O número de casos de COVID -19 alastrava à velocidade do fogo quando outra má notícia chegou inesperadamente da Guiné-Bissau. Primeiro às centenas e depois aos milhares, os abutres-de-capuz ou jagudis, como são localmente conhecidos, estavam a aparecer mortos.

Aquele país é um importante reduto da espécie e a tragédia era um rude golpe para uma população fragilizada. Num dos últimos voos que saíram do país antes do confinamento, foram enviadas algumas carcaças para análise na Universidade de Lisboa. O resultado apontou para um envenenamento por Methiocarb, um insecticida desenvolvido na década de 1960 e hoje interdito na Europa. Pensa-se que o episódio terá sido provocado por uma tentativa de controlar cães assilvestrados. O veneno terá sido deixado em lixeiras onde os abutres também se alimentam. Nunca fora documentado um episódio desta magnitude, mas este final funesto não afecta só os abutres em África.

Chamamos abutres às 23 espécies de aves de rapina cuja dieta é essencialmente necrófaga, embora filogeneticamente as que estão presentes no Novo Mundo sejam muito diferentes das que habitam do lado de cá do Atlântico. Na Europa, residem quatro espécies distintas que historicamente estavam presentes em Portugal. No fim do século XX, porém, sobravam apenas duas.

ABUTRES PENALIZADOS

Em 2018, um artigo assinado por ornitólogos portugueses e espanhóis tornou-se viral. Mostrava como um grupo de 60 grifos e 11 abutres-negros marcados em Espanha com transmissores com GPS evitava activamente o território português. A principal explicação avançada para este padrão de distribuição prendia-se com diferentes regras na gestão do gado morto depois do surto de encefalopatia espongiforme bovina (comummente conhecida como "doença das vacas loucas").

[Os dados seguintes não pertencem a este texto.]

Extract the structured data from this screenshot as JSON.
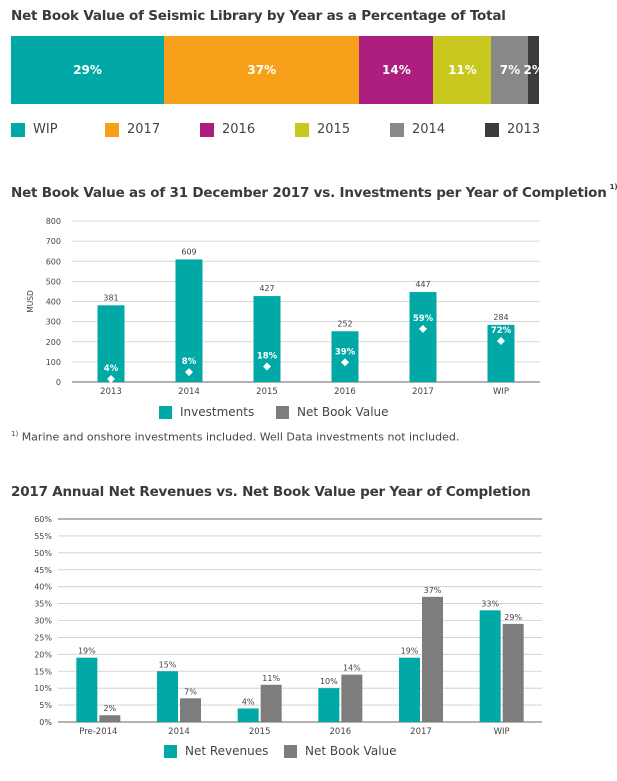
{
  "colors": {
    "teal": "#00a9a5",
    "orange": "#f7a11a",
    "magenta": "#ac1f7e",
    "yellowgreen": "#c8c81e",
    "gray": "#888888",
    "dark": "#3c3c3c",
    "nbv_gray": "#7d7d7d",
    "axis": "#666666",
    "grid": "#cccccc"
  },
  "chart_data": [
    {
      "type": "bar",
      "subtype": "stacked-100",
      "title": "Net Book Value of Seismic Library by Year as a Percentage of Total",
      "segments": [
        {
          "label": "WIP",
          "value": 29,
          "display": "29%",
          "color": "#00a9a5"
        },
        {
          "label": "2017",
          "value": 37,
          "display": "37%",
          "color": "#f7a11a"
        },
        {
          "label": "2016",
          "value": 14,
          "display": "14%",
          "color": "#ac1f7e"
        },
        {
          "label": "2015",
          "value": 11,
          "display": "11%",
          "color": "#c8c81e"
        },
        {
          "label": "2014",
          "value": 7,
          "display": "7%",
          "color": "#888888"
        },
        {
          "label": "2013",
          "value": 2,
          "display": "2%",
          "color": "#3c3c3c"
        }
      ],
      "legend_placement": "bottom"
    },
    {
      "type": "bar",
      "title": "Net Book Value as of 31 December 2017 vs. Investments per Year of Completion",
      "title_footnote_mark": "1)",
      "ylabel": "MUSD",
      "ylim": [
        0,
        800
      ],
      "yticks": [
        "0",
        "100",
        "200",
        "300",
        "400",
        "500",
        "600",
        "700",
        "800"
      ],
      "categories": [
        "2013",
        "2014",
        "2015",
        "2016",
        "2017",
        "WIP"
      ],
      "series": [
        {
          "name": "Investments",
          "color": "#00a9a5",
          "values": [
            381,
            609,
            427,
            252,
            447,
            284
          ],
          "labels": [
            "381",
            "609",
            "427",
            "252",
            "447",
            "284"
          ]
        }
      ],
      "nbv_markers": {
        "percent_labels": [
          "4%",
          "8%",
          "18%",
          "39%",
          "59%",
          "72%"
        ],
        "values": [
          15,
          49,
          77,
          98,
          264,
          204
        ]
      },
      "legend": [
        "Investments",
        "Net Book Value"
      ],
      "grid": true,
      "footnote_mark": "1)",
      "footnote": "Marine and onshore investments included. Well Data investments not included."
    },
    {
      "type": "bar",
      "title": "2017 Annual Net Revenues vs. Net Book Value per Year of Completion",
      "ylim": [
        0,
        60
      ],
      "yticks": [
        "0%",
        "5%",
        "10%",
        "15%",
        "20%",
        "25%",
        "30%",
        "35%",
        "40%",
        "45%",
        "50%",
        "55%",
        "60%"
      ],
      "categories": [
        "Pre-2014",
        "2014",
        "2015",
        "2016",
        "2017",
        "WIP"
      ],
      "series": [
        {
          "name": "Net Revenues",
          "color": "#00a9a5",
          "values": [
            19,
            15,
            4,
            10,
            19,
            33
          ],
          "labels": [
            "19%",
            "15%",
            "4%",
            "10%",
            "19%",
            "33%"
          ]
        },
        {
          "name": "Net Book Value",
          "color": "#7d7d7d",
          "values": [
            2,
            7,
            11,
            14,
            37,
            29
          ],
          "labels": [
            "2%",
            "7%",
            "11%",
            "14%",
            "37%",
            "29%"
          ]
        }
      ],
      "grid": true,
      "legend_placement": "bottom"
    }
  ]
}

Em teoria, as autoridades portuguesas mostravam-se mais eficazes a descartar os animais mortos para evitar o contágio, mas, em contrapartida, penalizavam os abutres. Como espécie nidificante, o abutre-negro extinguiu-se na década de 1970. Os registos arqueológicos confirmam a presença de quebra-ossos em várias regiões e recentemente foi possível confirmar que há 29.000 anos existiam na região de Leiria.

No Museu de História Natural de Coimbra, também se pode ver um macho e uma fêmea da colecção do rei Dom Carlos, abatidos no Guadiana em Junho de 1888. Na sua documentação, o monarca aludia a testemunhos de que a espécie poderia ainda estar presente noutras regiões montanhosas como o Gerês, o Marão e até Monchique. Não sabemos quando se terá extinguido, mas os pioneiros da ornitologia moderna no início do século XX já não fizeram referência à sua presença em território nacional e é provável que a regressão tenha precedido a chegada de venenos poderosos, como a estricnina, que teve um efeito devastador em muitas espécies.

A diminuição das populações destas aves não resulta apenas dos venenos usados para controlar predadores por parte de gestores cinegéticos ou produtores pecuários sem escrúpulos. A diminuição do número de grandes herbívoros reduziu o alimento disponível. O biólogo Carlos Pacheco, que integra uma equipa de investigadores do CIBIO, ainda se recorda de ouvir na zona raiana os mais velhos contarem que, em alturas de crise, havia quem pilhasse os ninhos de abutres para se alimentar. O biólogo lembra ainda estratégias de conservação que tiveram de ser afinadas. Inicialmente, os alimentadores de abutres descarregavam sobras dos matadouros em grandes quantidades e em dias fixos, criando rotinas perniciosas nos abutres e favorecendo os grifos em detrimento dos ameaçados abutres-negros e abutres do Egipto. “Hoje, sabemos que temos de dispensar menos alimento, mais disperso e sem cumprir um calendário regular que desencoraje os abutres de procurar alimento naturalmente”.

A RECUPERAÇÃO EM CURSO

Nos últimos anos, as populações recuperaram e os abutres-negros voltaram a nidificar em Portugal. Carlos Pacheco tem a pele queimada, indício de que acabou de regressar do campo. Trabalha com abutres desde 1997 e sabe que os transmissores de satélite dos quebra-ossos libertados na Andaluzia comprovam que eles já entraram diversas vezes em território nacional. Alguns observadores até já tiveram a sorte de os ver e fotografar. No final de 2022, iniciou-se o Projecto LIFE “Corredores Ibéricos para o Quebra-ossos”. Quando se pergunta a Calos Pacheco se está ansioso por ver um em Portugal, o biólogo sorri de orelha a orelha e responde: “Vou estar atento.”

Artigo publicado originalmente na edição de Agosto de 2023 da revista National Geographic.